Sanatın kendisi için mutlu olmak ve yaşamayı ifade ettiğini kaydeden Çelik, "İnançlı insanlarız biliyoruz ki Allah dert verir ama dermanını aramak görevini de bize verir. KOAH rahatsızlığım var, bir defa olsun halimden şikayet etmedim. 1997’den bu yana 3 defa kalp krizi geçirdim, o da geldi geçti. 2004’te kanserle tanıştım. Mesanemde bir tümör vardı, 6 ay kemoterapi gördüm küçültemediler. Hastaneye yatmadan önce çocuklarıma not yazdım kime borcum var, kimden alacağım var, tabutumun üzerine koyacakları fotoğrafı hazırladım, cenazeme geleceklerin yakalarına asacakları fotoğrafları hazırladım. Böylece kendime güvenerek gittim çünkü hazırım yüzümü kızartacak bir davranışım olmadı. Ayrıca çocukluğumdan beri tanıdığım hiçbir dostumu kaybetmedim. Biriyle kopma noktasına gelince geçmişini karıştırıyorum; hoşuma gidecek bir davranışını bulunca bütün kabahati üzerime alıyorum, barışıyoruz.
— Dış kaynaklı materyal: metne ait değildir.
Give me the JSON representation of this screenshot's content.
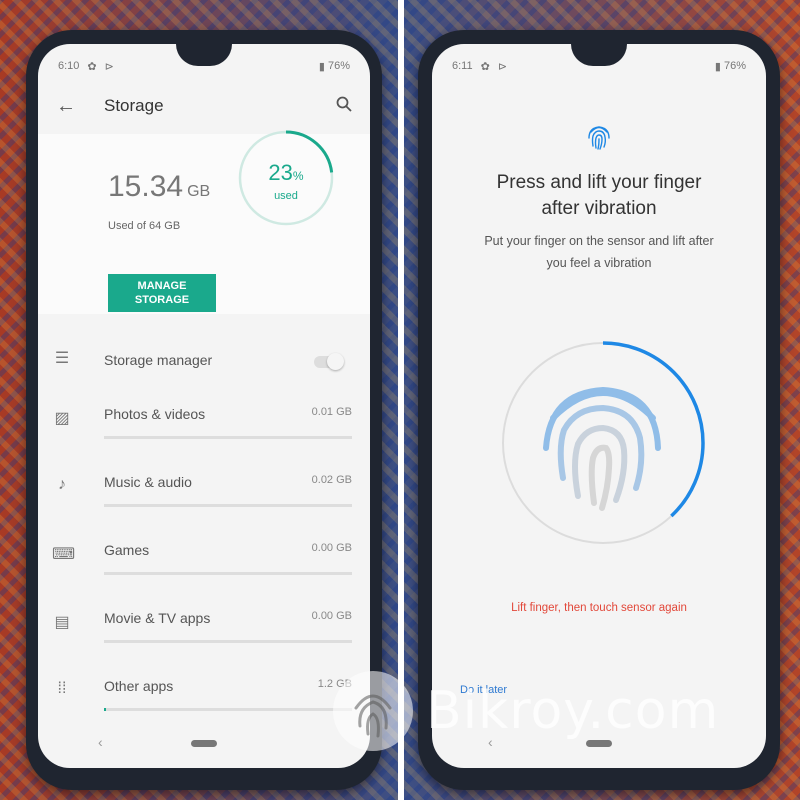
{
  "left_phone": {
    "status_time": "6:10",
    "battery": "76%",
    "title": "Storage",
    "used_value": "15.34",
    "used_unit": "GB",
    "used_of": "Used of 64 GB",
    "manage_label": "MANAGE STORAGE",
    "percent_value": "23",
    "percent_sign": "%",
    "percent_label": "used",
    "percent_used": 0.23,
    "storage_manager": {
      "label": "Storage manager",
      "enabled": false
    },
    "items": [
      {
        "label": "Photos & videos",
        "size": "0.01 GB",
        "icon": "photo-icon",
        "fill": 0.0
      },
      {
        "label": "Music & audio",
        "size": "0.02 GB",
        "icon": "music-note-icon",
        "fill": 0.0
      },
      {
        "label": "Games",
        "size": "0.00 GB",
        "icon": "gamepad-icon",
        "fill": 0.0
      },
      {
        "label": "Movie & TV apps",
        "size": "0.00 GB",
        "icon": "movie-icon",
        "fill": 0.0
      },
      {
        "label": "Other apps",
        "size": "1.2 GB",
        "icon": "apps-grid-icon",
        "fill": 0.01
      }
    ],
    "accent": "#1aa98c"
  },
  "right_phone": {
    "status_time": "6:11",
    "battery": "76%",
    "heading_line1": "Press and lift your finger",
    "heading_line2": "after vibration",
    "sub_line1": "Put your finger on the sensor and lift after",
    "sub_line2": "you feel a vibration",
    "progress": 0.38,
    "error": "Lift finger, then touch sensor again",
    "do_it_later": "Do it later",
    "accent": "#1e88e5",
    "error_color": "#e2483a"
  },
  "watermark": "Bikroy.com"
}
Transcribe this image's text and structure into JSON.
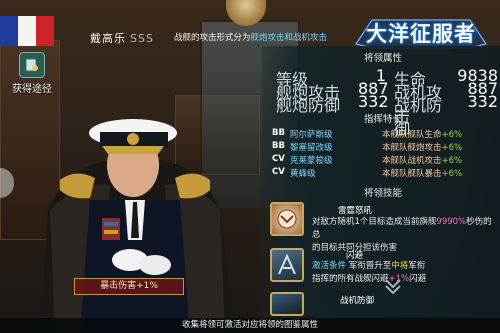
{
  "header": {
    "name": "戴高乐",
    "rank": "SSS",
    "attack_type_prefix": "战舰的攻击形式分为",
    "attack_type_highlight": "舰炮攻击和战机攻击"
  },
  "logo": {
    "text": "大洋征服者"
  },
  "left_menu": {
    "get_route_label": "获得途径"
  },
  "flag": {
    "colors": [
      "#1f3fa6",
      "#ffffff",
      "#d7232b"
    ]
  },
  "stats": {
    "title": "将领属性",
    "rows": [
      {
        "l1": "等级",
        "v1": "1",
        "l2": "生命",
        "v2": "9838"
      },
      {
        "l1": "舰炮攻击",
        "v1": "887",
        "l2": "战机攻击",
        "v2": "887"
      },
      {
        "l1": "舰炮防御",
        "v1": "332",
        "l2": "战机防御",
        "v2": "332"
      }
    ]
  },
  "specialty": {
    "title": "指挥特长",
    "rows": [
      {
        "type": "BB",
        "ship": "阿尔萨斯级",
        "effect": "本舰队舰队生命",
        "bonus": "+6%"
      },
      {
        "type": "BB",
        "ship": "黎塞留改级",
        "effect": "本舰队舰炮攻击",
        "bonus": "+6%"
      },
      {
        "type": "CV",
        "ship": "克莱蒙梭级",
        "effect": "本舰队战机攻击",
        "bonus": "+6%"
      },
      {
        "type": "CV",
        "ship": "黄蜂级",
        "effect": "本舰队舰队暴击",
        "bonus": "+6%"
      }
    ]
  },
  "skills": {
    "title": "将领技能",
    "items": [
      {
        "name": "雷霆怒吼",
        "desc_line1_prefix": "对敌方随机1个目标造成当前旗舰",
        "desc_line1_highlight": "9990%",
        "desc_line1_suffix": "秒伤的总",
        "desc_line2": "的目标共同分担该伤害"
      },
      {
        "name": "闪避",
        "desc_line1_prefix": "激活条件",
        "desc_line1_mid": "军衔晋升至",
        "desc_line1_highlight": "中将",
        "desc_line1_suffix": "军衔",
        "desc_line2_prefix": "指挥的所有战舰闪避",
        "desc_line2_bonus": "+1%",
        "desc_line2_suffix": "闪避"
      },
      {
        "name": "战机防御"
      }
    ]
  },
  "crit_banner": {
    "label": "暴击伤害",
    "bonus": "+1%"
  },
  "bottom_bar": {
    "text": "收集将领可激活对应将领的图鉴属性"
  }
}
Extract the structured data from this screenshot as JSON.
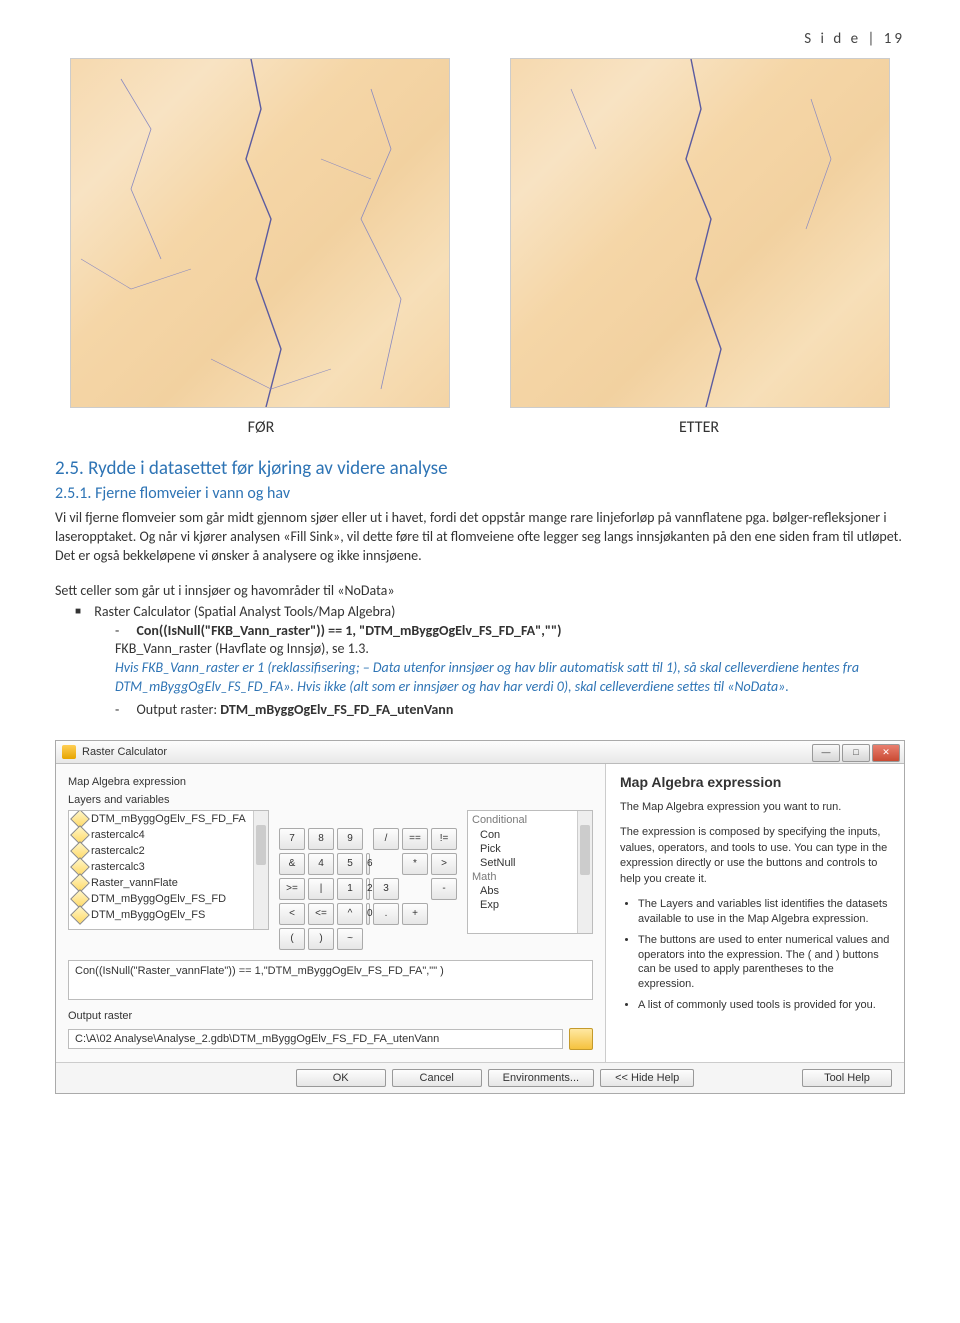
{
  "header": {
    "page_label": "S i d e  | 19"
  },
  "maps": {
    "before_label": "FØR",
    "after_label": "ETTER"
  },
  "section": {
    "heading": "2.5. Rydde i datasettet før kjøring av videre analyse",
    "subsection": "2.5.1. Fjerne flomveier i vann og hav",
    "para1": "Vi vil fjerne flomveier som går midt gjennom sjøer eller ut i havet, fordi det oppstår mange rare linjeforløp på vannflatene pga. bølger-refleksjoner i laseropptaket. Og når vi kjører analysen «Fill Sink», vil dette føre til at flomveiene ofte legger seg langs innsjøkanten på den ene siden fram til utløpet. Det er også bekkeløpene vi ønsker å analysere og ikke innsjøene.",
    "para2_lead": "Sett celler som går ut i innsjøer og havområder til «NoData»",
    "bullet1": "Raster Calculator (Spatial Analyst Tools/Map Algebra)",
    "dash1_expr": "Con((IsNull(\"FKB_Vann_raster\")) == 1, \"DTM_mByggOgElv_FS_FD_FA\",\"\")",
    "dash1_line2_a": "FKB_Vann_raster (Havflate og Innsjø), se 1.3.",
    "dash1_line3_a": "Hvis FKB_Vann_raster er 1 ",
    "dash1_line3_b": "(reklassifisering; – Data utenfor innsjøer og hav blir automatisk satt til 1)",
    "dash1_line3_c": ", så skal celleverdiene hentes fra DTM_mByggOgElv_FS_FD_FA». Hvis ikke ",
    "dash1_line3_d": "(alt som er innsjøer og hav har verdi 0)",
    "dash1_line3_e": ", skal celleverdiene settes til «NoData».",
    "dash2_label": "Output raster: ",
    "dash2_value": "DTM_mByggOgElv_FS_FD_FA_utenVann"
  },
  "dialog": {
    "title": "Raster Calculator",
    "left": {
      "expr_label": "Map Algebra expression",
      "layers_label": "Layers and variables",
      "layers": [
        "DTM_mByggOgElv_FS_FD_FA",
        "rastercalc4",
        "rastercalc2",
        "rastercalc3",
        "Raster_vannFlate",
        "DTM_mByggOgElv_FS_FD",
        "DTM_mByggOgElv_FS"
      ],
      "keypad": [
        "7",
        "8",
        "9",
        "/",
        "==",
        "!=",
        "&",
        "4",
        "5",
        "6",
        "*",
        ">",
        ">=",
        "|",
        "1",
        "2",
        "3",
        "-",
        "<",
        "<=",
        "^",
        "0",
        ".",
        "+",
        "(",
        ")",
        "~"
      ],
      "tools_header1": "Conditional",
      "tools1": [
        "Con",
        "Pick",
        "SetNull"
      ],
      "tools_header2": "Math",
      "tools2": [
        "Abs",
        "Exp"
      ],
      "expression": "Con((IsNull(\"Raster_vannFlate\")) == 1,\"DTM_mByggOgElv_FS_FD_FA\",\"\" )",
      "output_label": "Output raster",
      "output_value": "C:\\A\\02 Analyse\\Analyse_2.gdb\\DTM_mByggOgElv_FS_FD_FA_utenVann"
    },
    "right": {
      "title": "Map Algebra expression",
      "p1": "The Map Algebra expression you want to run.",
      "p2": "The expression is composed by specifying the inputs, values, operators, and tools to use. You can type in the expression directly or use the buttons and controls to help you create it.",
      "li1": "The Layers and variables list identifies the datasets available to use in the Map Algebra expression.",
      "li2": "The buttons are used to enter numerical values and operators into the expression. The ( and ) buttons can be used to apply parentheses to the expression.",
      "li3": "A list of commonly used tools is provided for you."
    },
    "footer": {
      "ok": "OK",
      "cancel": "Cancel",
      "env": "Environments...",
      "hide": "<< Hide Help",
      "toolhelp": "Tool Help"
    }
  }
}
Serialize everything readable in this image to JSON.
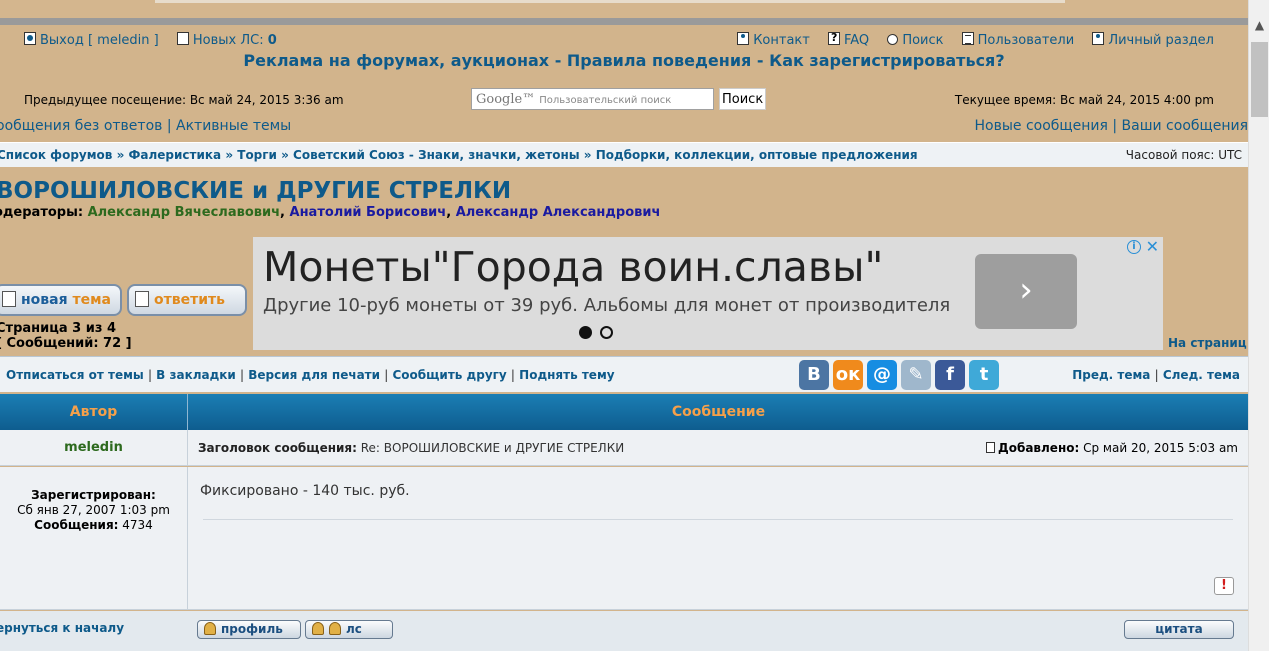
{
  "nav1": {
    "logout": "Выход [ meledin ]",
    "new_pm_label": "Новых ЛС:",
    "new_pm_count": "0",
    "contact": "Контакт",
    "faq": "FAQ",
    "search": "Поиск",
    "users": "Пользователи",
    "personal": "Личный раздел"
  },
  "nav2": {
    "ads": "Реклама на форумах, аукционах",
    "rules": "Правила поведения",
    "register": "Как зарегистрироваться?",
    "sep": "-"
  },
  "visits": {
    "previous": "Предыдущее посещение: Вс май 24, 2015 3:36 am",
    "current": "Текущее время: Вс май 24, 2015 4:00 pm",
    "search_placeholder": "Пользовательский поиск",
    "google_logo": "Google™",
    "search_button": "Поиск"
  },
  "nav3": {
    "unanswered": "ообщения без ответов",
    "active": "Активные темы",
    "new_posts": "Новые сообщения",
    "your_posts": "Ваши сообщения",
    "sep": "|"
  },
  "breadcrumbs": {
    "text": "Список форумов » Фалеристика » Торги » Советский Союз - Знаки, значки, жетоны » Подборки, коллекции, оптовые предложения",
    "timezone": "Часовой пояс: UTC"
  },
  "topic": {
    "title": "ВОРОШИЛОВСКИЕ и ДРУГИЕ СТРЕЛКИ",
    "moderators_label": "одераторы:",
    "moderator_1": "Александр Вячеславович",
    "moderator_2": "Анатолий Борисович",
    "moderator_3": "Александр Александрович",
    "comma": ","
  },
  "ad": {
    "headline": "Монеты\"Города воин.славы\"",
    "subtext": "Другие 10-руб монеты от 39 руб. Альбомы для монет от производителя",
    "arrow": "›",
    "info": "i",
    "close": "✕"
  },
  "buttons": {
    "new_topic_a": "новая ",
    "new_topic_b": "тема",
    "reply": "ответить"
  },
  "pageinfo": {
    "page": "Страница 3 из 4",
    "posts": "[ Сообщений: 72 ]",
    "on_page": "На страниц"
  },
  "actions": {
    "unsubscribe": "Отписаться от темы",
    "bookmark": "В закладки",
    "print": "Версия для печати",
    "tell_friend": "Сообщить другу",
    "bump": "Поднять тему",
    "prev_topic": "Пред. тема",
    "next_topic": "След. тема",
    "sep": "|"
  },
  "social": {
    "vk": "В",
    "ok": "ок",
    "mail": "@",
    "lj": "✎",
    "fb": "f",
    "tw": "t",
    "colors": {
      "vk": "#4c75a3",
      "ok": "#f08a1c",
      "mail": "#168de2",
      "lj": "#9fb7cc",
      "fb": "#3b5998",
      "tw": "#3fa9d8"
    }
  },
  "table": {
    "col_author": "Автор",
    "col_message": "Сообщение"
  },
  "post": {
    "author": "meledin",
    "subject_label": "Заголовок сообщения:",
    "subject": "Re: ВОРОШИЛОВСКИЕ и ДРУГИЕ СТРЕЛКИ",
    "posted_label": "Добавлено:",
    "posted": "Ср май 20, 2015 5:03 am",
    "registered_label": "Зарегистрирован:",
    "registered": "Сб янв 27, 2007 1:03 pm",
    "posts_label": "Сообщения:",
    "posts": "4734",
    "body": "Фиксировано - 140 тыс. руб.",
    "report": "!"
  },
  "footer": {
    "back_to_top": "ернуться к началу",
    "profile": "профиль",
    "pm": "лс",
    "quote": "цитата"
  },
  "scroll": {
    "up": "▲"
  }
}
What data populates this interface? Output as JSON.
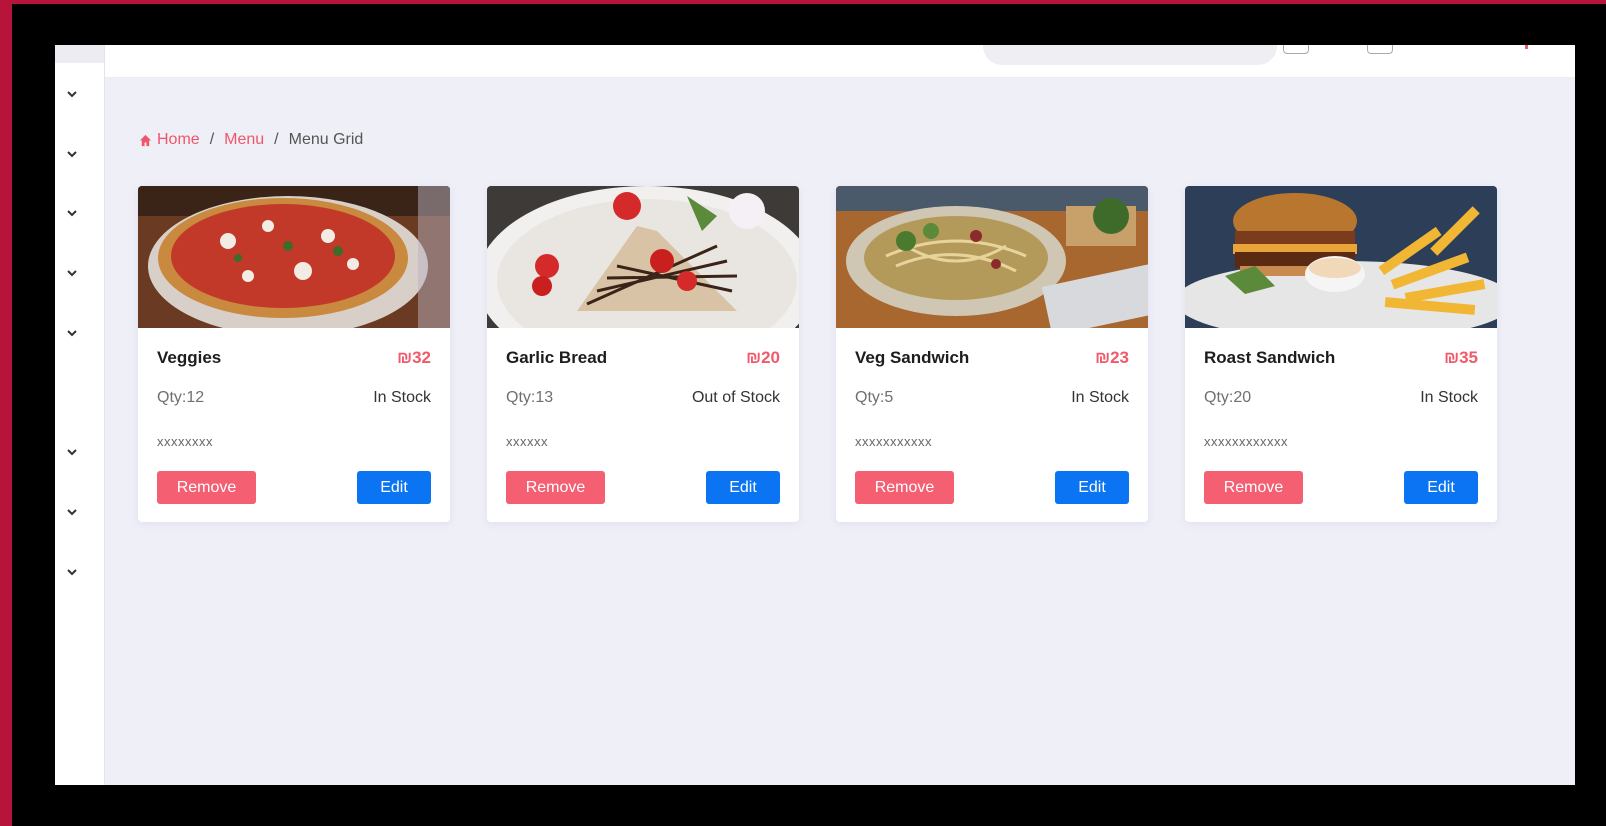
{
  "breadcrumb": {
    "home": "Home",
    "menu": "Menu",
    "current": "Menu Grid",
    "separator": "/"
  },
  "sidebar": {
    "chevron_count": 8
  },
  "colors": {
    "accent": "#f05a6a",
    "primary": "#0b74f2",
    "background": "#efeff8",
    "frame": "#b8133b"
  },
  "cards": [
    {
      "name": "Veggies",
      "price": "₪32",
      "qty": "Qty:12",
      "stock": "In Stock",
      "desc": "xxxxxxxx",
      "remove_label": "Remove",
      "edit_label": "Edit",
      "image": "pizza-photo"
    },
    {
      "name": "Garlic Bread",
      "price": "₪20",
      "qty": "Qty:13",
      "stock": "Out of Stock",
      "desc": "xxxxxx",
      "remove_label": "Remove",
      "edit_label": "Edit",
      "image": "crepe-photo"
    },
    {
      "name": "Veg Sandwich",
      "price": "₪23",
      "qty": "Qty:5",
      "stock": "In Stock",
      "desc": "xxxxxxxxxxx",
      "remove_label": "Remove",
      "edit_label": "Edit",
      "image": "pasta-photo"
    },
    {
      "name": "Roast Sandwich",
      "price": "₪35",
      "qty": "Qty:20",
      "stock": "In Stock",
      "desc": "xxxxxxxxxxxx",
      "remove_label": "Remove",
      "edit_label": "Edit",
      "image": "burger-photo"
    }
  ]
}
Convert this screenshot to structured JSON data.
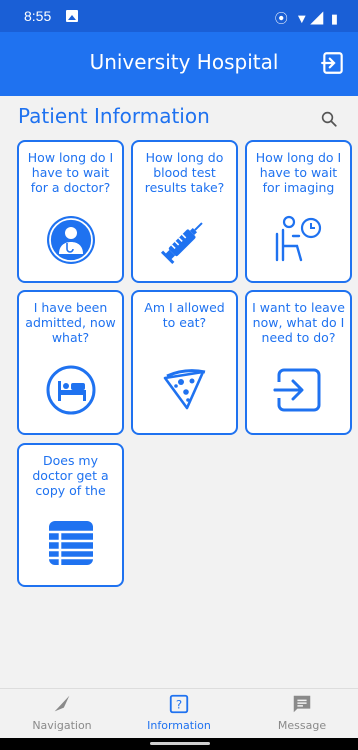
{
  "status_bar": {
    "time": "8:55"
  },
  "app_bar": {
    "title": "University Hospital"
  },
  "section": {
    "title": "Patient Information"
  },
  "cards": [
    {
      "label": "How long do I have to wait for a doctor?",
      "icon": "doctor-icon"
    },
    {
      "label": "How long do blood test results take?",
      "icon": "syringe-icon"
    },
    {
      "label": "How long do I have to wait for imaging",
      "icon": "waiting-patient-icon"
    },
    {
      "label": "I have been admitted, now what?",
      "icon": "hospital-bed-icon"
    },
    {
      "label": "Am I allowed to eat?",
      "icon": "pizza-icon"
    },
    {
      "label": "I want to leave now, what do I need to do?",
      "icon": "exit-icon"
    },
    {
      "label": "Does my doctor get a copy of the",
      "icon": "list-icon"
    }
  ],
  "bottom_nav": {
    "items": [
      {
        "label": "Navigation",
        "icon": "compass-icon"
      },
      {
        "label": "Information",
        "icon": "question-box-icon"
      },
      {
        "label": "Message",
        "icon": "message-icon"
      }
    ]
  },
  "colors": {
    "primary": "#1f72f0",
    "background": "#f2f2f2",
    "inactive": "#8a8a8a"
  }
}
Haftanın 7 günü sevdiği okulu bitirmiş, sevdiği işe giden bir genç nasılsa; her gün 3-4 saatim yolda geçse bile atölyeme geliyorum ayaklarım koşa koşa. Anasına babasına rahmet 60 yıllık eşim, eve giderken de aynı hevesle gidiyorum yaşamak budur. Başta soruyorlar kaç yaşındasın geceleri saymıyorum 40 yaşındayım diyorum, öyle de hissediyorum gerçekten. Sevgiyle doğdum, sevgiyle büyüdüm, sevgiyle yaşlandım, sevgiyle öleceğim. Ben bana şahidim, hakkımı helal ediyorum. Bunu söyleyecek kaç kişi var dünyada" ifadelerini kullandı.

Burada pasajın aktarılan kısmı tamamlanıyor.